Abhay Kedia wrote:
I manually set correct time using sites like worldtimezone.com. Then, I shutdown the system and boot after a few hours. What I see is that Gentoo sets the system time to the same one at which I halted it. For example if I shutdown 4 hours ago at 14:00 hrs and boot at 18:00 hrs, it will still set the time to 14:00 hrs instead of the correct time.
<snip>
here is my /etc/conf.d/clock.

---------------------------------
# /etc/conf.d/clock
CLOCK="local"
CLOCK_OPTS=""
CLOCK_SYSTOHC="no" (have tried both yes and no)
SRM="no"
ARC="no"
---------------------------------

I am not using ntp or any other such softwares

Hmm, according to the initscript, /etc/init.d/clock isn't supposed to care about the CLOCK_SYSTOHC option until stop(). But it is supposed to set the *system* clock to the hardware clock, so that if the hardware clock is right at boot time, so should be the system clock.
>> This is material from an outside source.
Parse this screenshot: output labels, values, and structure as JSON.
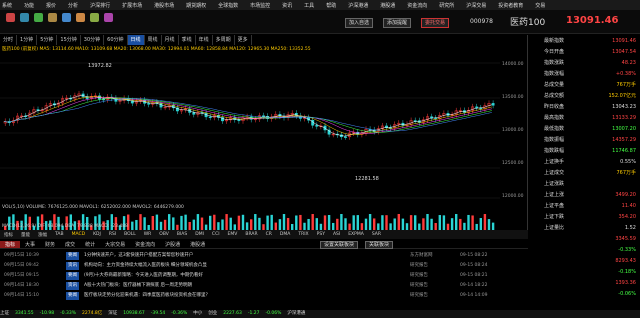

I'm not sure, but I suspect that somehow the clock device that /sbin/hwclock is supposed to be talking to is actually static for some reason, and doesn't match your BIOS clock.

That deserves looking into: I'd start with the kernel config. Maybe something about /dev/rtc?

But the quick fix is probably rc-update del clock. I don't know if that's a Bad Thing To Do (TM), but nobody screamed when I asked about it in #gentoo.